(CNN) — It’s been nearly a year since healthcare worker, Peter Woullard, has walked on his own.
The 53-year-old, who contracted Covid-19 last March, lost his ability to stand and walk after spending months in the hospital fighting for his life.
“I have nerve damage in certain areas of my body and also weakness,” he told CNN on Monday. “From just laying in one position for so long it took a lot of my strength from me.”
Woullard, a behavioral technician, was working on the frontlines at St. Charles Parish Hospital in Louisiana when he tested positive.
Before the pandemic, Woullard lived an active lifestyle playing with his grandchildren, going fishing and cheering on Tulane at football games. But Covid-19 has left him with lingering side effects such as fatigue and shortness of breath that limits his day-to-day activities.
Researchers have found that almost a third of people with just mild Covid-19 cases still battle symptoms as long as nine months after contracting the virus. Medical professionals are still working to learn more about this condition they are calling “long Covid” and why some patients experience lingering symptoms.

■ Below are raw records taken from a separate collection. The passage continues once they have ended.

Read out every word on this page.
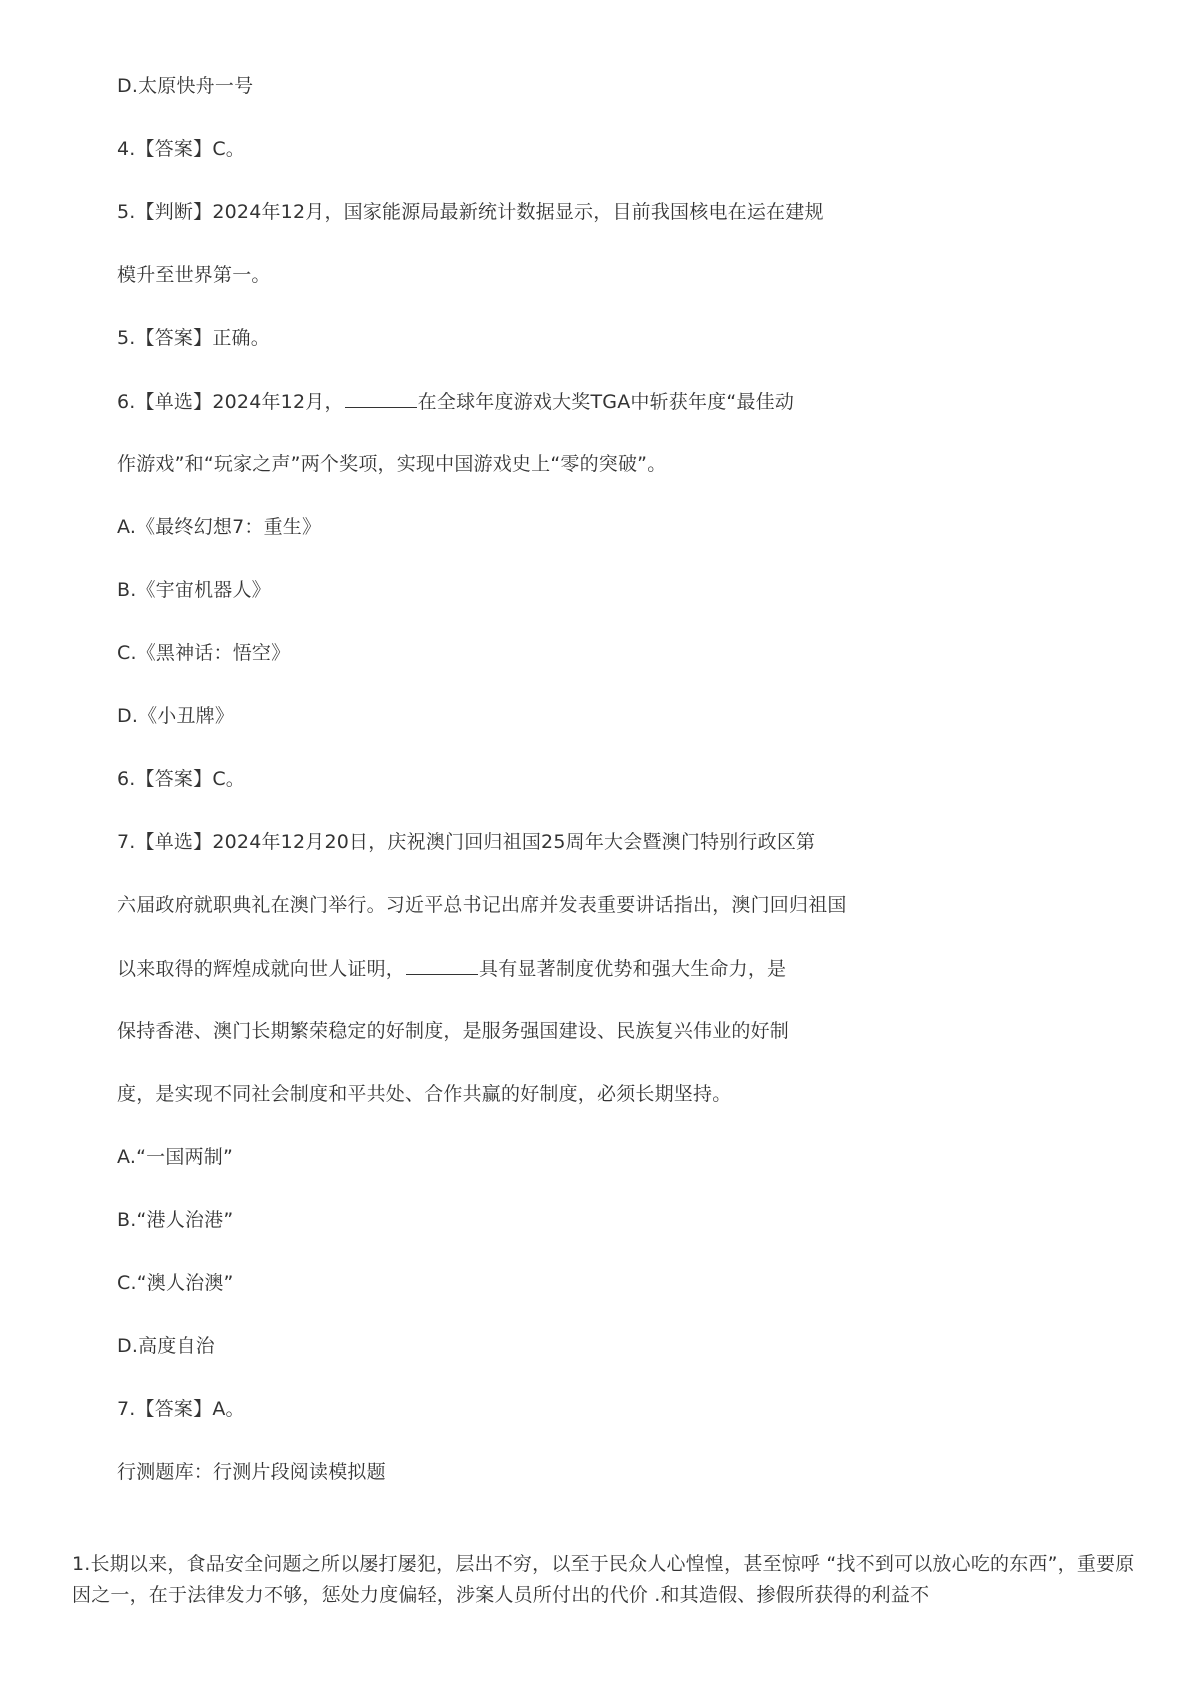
D.太原快舟一号
4.【答案】C。
5.【判断】2024年12月，国家能源局最新统计数据显示，目前我国核电在运在建规
模升至世界第一。
5.【答案】正确。
6.【单选】2024年12月，	在全球年度游戏大奖TGA中斩获年度“最佳动
作游戏”和“玩家之声”两个奖项，实现中国游戏史上“零的突破”。
A.《最终幻想7：重生》
B.《宇宙机器人》
C.《黑神话：悟空》
D.《小丑牌》
6.【答案】C。
7.【单选】2024年12月20日，庆祝澳门回归祖国25周年大会暨澳门特别行政区第
六届政府就职典礼在澳门举行。习近平总书记出席并发表重要讲话指出，澳门回归祖国
以来取得的辉煌成就向世人证明，	具有显著制度优势和强大生命力，是
保持香港、澳门长期繁荣稳定的好制度，是服务强国建设、民族复兴伟业的好制
度，是实现不同社会制度和平共处、合作共赢的好制度，必须长期坚持。
A.“一国两制”
B.“港人治港”
C.“澳人治澳”
D.高度自治
7.【答案】A。
行测题库：行测片段阅读模拟题
1.长期以来，食品安全问题之所以屡打屡犯，层出不穷，以至于民众人心惶惶，甚至惊呼 “找不到可以放心吃的东西”，重要原因之一，在于法律发力不够，惩处力度偏轻，涉案人员所付出的代价 .和其造假、掺假所获得的利益不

His wife, Patricia Cooper-Woullard, told CNN that they immediately quarantined at home where she tried to manage his symptoms. He had a high fever, was hallucinating and very weak, she said.

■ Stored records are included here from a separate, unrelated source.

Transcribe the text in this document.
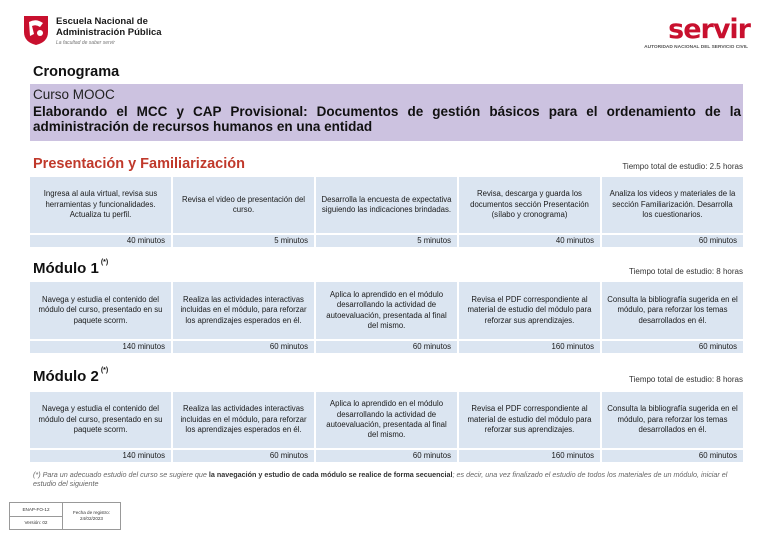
Escuela Nacional de
Administración Pública
La facultad de saber servir	servir
AUTORIDAD NACIONAL DEL SERVICIO CIVIL
Cronograma
Curso MOOC
Elaborando el MCC y CAP Provisional: Documentos de gestión básicos para el ordenamiento de la administración de recursos humanos en una entidad
Presentación y Familiarización	Tiempo total de estudio: 2.5 horas
Ingresa al aula virtual, revisa sus herramientas y funcionalidades. Actualiza tu perfil.
40 minutos
Revisa el video de presentación del curso.
5 minutos
Desarrolla la encuesta de expectativa siguiendo las indicaciones brindadas.
5 minutos
Revisa, descarga y guarda los documentos sección Presentación (sílabo y cronograma)
40 minutos
Analiza los videos y materiales de la sección Familiarización. Desarrolla los cuestionarios.
60 minutos
Módulo 1 (*)
Tiempo total de estudio: 8 horas
Navega y estudia el contenido del módulo del curso, presentado en su paquete scorm.
140 minutos
Realiza las actividades interactivas incluidas en el módulo, para reforzar los aprendizajes esperados en él.
60 minutos
Aplica lo aprendido en el módulo desarrollando la actividad de autoevaluación, presentada al final del mismo.
60 minutos
Revisa el PDF correspondiente al material de estudio del módulo para reforzar sus aprendizajes.
160 minutos
Consulta la bibliografía sugerida en el módulo, para reforzar los temas desarrollados en él.
60 minutos
Módulo 2 (*)
Tiempo total de estudio: 8 horas
Navega y estudia el contenido del módulo del curso, presentado en su paquete scorm.
140 minutos
Realiza las actividades interactivas incluidas en el módulo, para reforzar los aprendizajes esperados en él.
60 minutos
Aplica lo aprendido en el módulo desarrollando la actividad de autoevaluación, presentada al final del mismo.
60 minutos
Revisa el PDF correspondiente al material de estudio del módulo para reforzar sus aprendizajes.
160 minutos
Consulta la bibliografía sugerida en el módulo, para reforzar los temas desarrollados en él.
60 minutos
(*) Para un adecuado estudio del curso se sugiere que la navegación y estudio de cada módulo se realice de forma secuencial; es decir, una vez finalizado el estudio de todos los materiales de un módulo, iniciar el estudio del siguiente
ENAP-FO-12
Versión: 02
Fecha de registro:
24/02/2023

After nine days of no improvement, she said she knew something was wrong and took him into the hospital where they both worked.

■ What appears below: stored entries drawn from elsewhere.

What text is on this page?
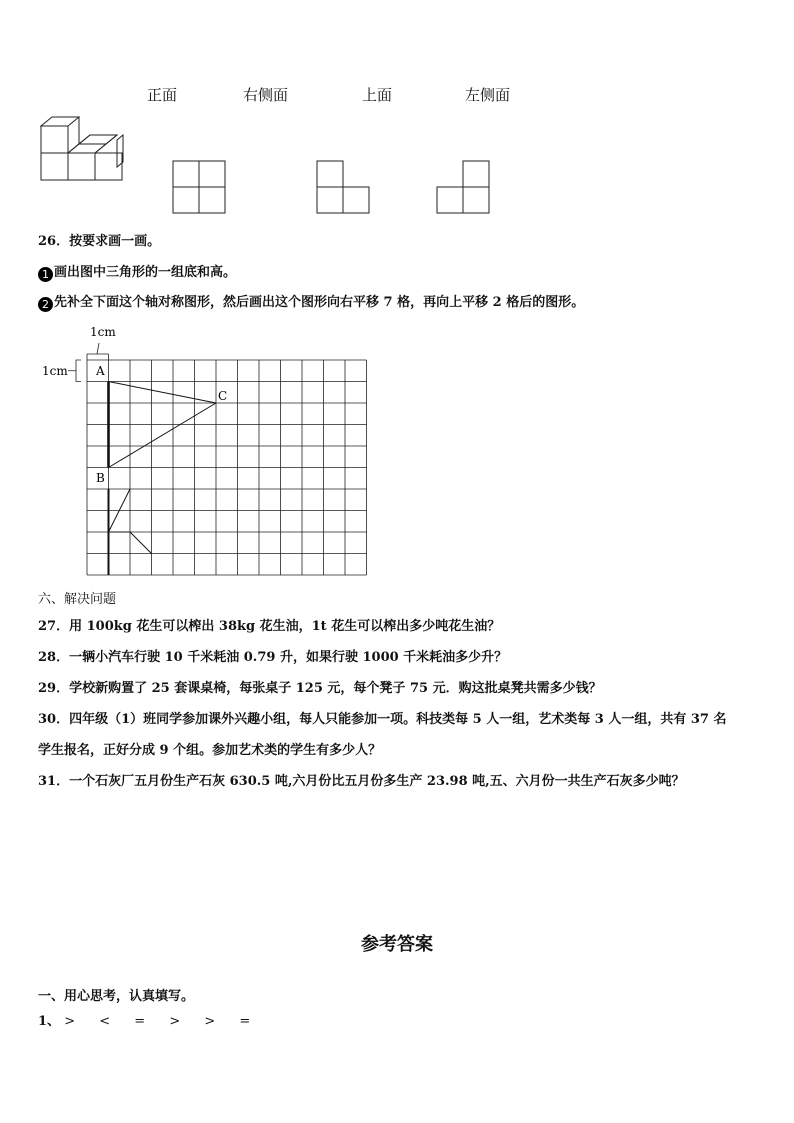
正面	右侧面	上面	左侧面
26．按要求画一画。
1 画出图中三角形的一组底和高。
2 先补全下面这个轴对称图形，然后画出这个图形向右平移 7 格，再向上平移 2 格后的图形。
1cm
1cm A
B
C
六、解决问题
27．用 100kg 花生可以榨出 38kg 花生油，1t 花生可以榨出多少吨花生油？
28．一辆小汽车行驶 10 千米耗油 0.79 升，如果行驶 1000 千米耗油多少升？
29．学校新购置了 25 套课桌椅，每张桌子 125 元，每个凳子 75 元．购这批桌凳共需多少钱？
30．四年级（1）班同学参加课外兴趣小组，每人只能参加一项。科技类每 5 人一组，艺术类每 3 人一组，共有 37 名
学生报名，正好分成 9 个组。参加艺术类的学生有多少人？
31．一个石灰厂五月份生产石灰 630.5 吨,六月份比五月份多生产 23.98 吨,五、六月份一共生产石灰多少吨？
参考答案
一、用心思考，认真填写。
1、 > < = > > =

“He almost fainted on me getting in the car,” she said. “When we got to the hospital, within three hours they had him intubated.”
‘I wasn’t going to give up’
Woullard was transferred to Ochsner Medical Center in Kenner, Louisiana, where he spent 38 days in the ICU, according to the hospital. At one point, Patricia said he coded and they weren’t sure if he was going to make it.
“I just prayed and cried,” she said. “I wasn’t going to give up on my husband.”
Woullard suffered many medical complications due to Covid-19. He had a stroke, a brain bleed, his kidneys were failing and he was placed on dialysis, according to his wife. He was also placed on a ventilator three different times, according to the hospital
“For the first eight weeks, it was just touch and go, touch and go,” Patricia, who works as an operating room assistant, said.
In May, surrounded by cheering hospital staff, Woullard was discharged from the ICU and transferred to an extended care facility to begin his rehabilitation. He was released to go home in September but confined to a wheelchair.
Even a year after contracting the virus, his road to recovery still continues but his spirit is not broken. Earlier this month, during physical therapy Woullard, who is 6 feet 4 inches tall, took his first steps.
“The first time I stood up, I was like ‘wow, I’m really standing,’” he said. “It’s real rewarding at this point to be able to stand up even if it’s just for a few seconds. It’s been really motivating to me.”
Patricia wasn’t able to be at the physical therapy session when he took his first steps due to Covid-19 protocols limiting visitors, but Peter had it recorded so he could show her.
“I was ecstatic,” she said about watching the video. “For a long time, we didn’t even know if he’d be able to walk or not.”
Woullard, a lifelong Raiders fan, continues his recovery with hopes of walking and one day visiting the new stadium in Las Vegas. The couple is currently raising money to help remodel his bathroom to accommodate his wheelchair.